Fig. 5. A predicted amphipathic helix in Rgp1 is important for Golgi membrane association.

a CryoEM density map shown at low threshold, together with the atomic model of the Ric1-Rgp1-Rab6 complex. The arrow denotes unmodeled density projecting from the Rgp1 subunit. b CryoEM 2D class average representing the 2D projection of the complex from the same approximate orientation as the perspective depicted in panel (a). The arrow corresponds to the unmodeled density in the 3D reconstruction. c AlphaFold ref. predicted structure of the Rgp1 subunit, colored by confidence score. The arrow corresponds to the region of the prediction that is unmodeled in the cryoEM structure due to the low-resolution of that portion of the cryoEM density. d A conserved amphipathic helix lies at the distal tip of this structural element. e Helical wheel analysis of residues 84-95, highlighting the amphipathic nature of the predicted helix. f Live-cell imaging of WT and ΔAH Rgp1-GFP constructs. Scale bar, 5 microns. g Quantitation of the experiment shown in panel (f) with all individual data points overlaid with box-and-whiskers. The median is denoted by a line and the box extends from the first quartile to the third quartile of the data. The whiskers extend from the box to the farthest data point lying within 1.5x of the inter-quartile range from the box. ***p = 2.2 × 10⁻¹⁶. WT: n = 50 cells; mutant: n = 83 cells. Statistical significance was calculated using an unpaired two-tailed t-test with Welch’s correction.

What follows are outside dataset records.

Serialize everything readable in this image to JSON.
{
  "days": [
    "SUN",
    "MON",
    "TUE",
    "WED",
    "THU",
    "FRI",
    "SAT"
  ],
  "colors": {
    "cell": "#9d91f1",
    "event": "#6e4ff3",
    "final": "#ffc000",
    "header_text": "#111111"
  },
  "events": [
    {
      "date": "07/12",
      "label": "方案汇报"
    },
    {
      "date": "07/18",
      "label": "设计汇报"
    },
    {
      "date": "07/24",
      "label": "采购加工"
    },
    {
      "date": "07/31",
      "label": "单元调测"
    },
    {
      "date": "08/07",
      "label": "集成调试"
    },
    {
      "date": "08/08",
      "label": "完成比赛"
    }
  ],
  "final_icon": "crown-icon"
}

Fig. 6. Structural model for Rab6 activation on the Golgi membrane surface.

The expected orientation of the Ric1-Rgp1 complex relative to the Golgi membrane surface is shown. GDI must transiently release inactive, GDP-bound Rab6 before it can be activated by the Ric1-Rgp1 complex. The GDI-Rab-GDP complex is depicted using the crystal structure of a GDI-Rab1/Ypt1 complex (PDB: 2BCG).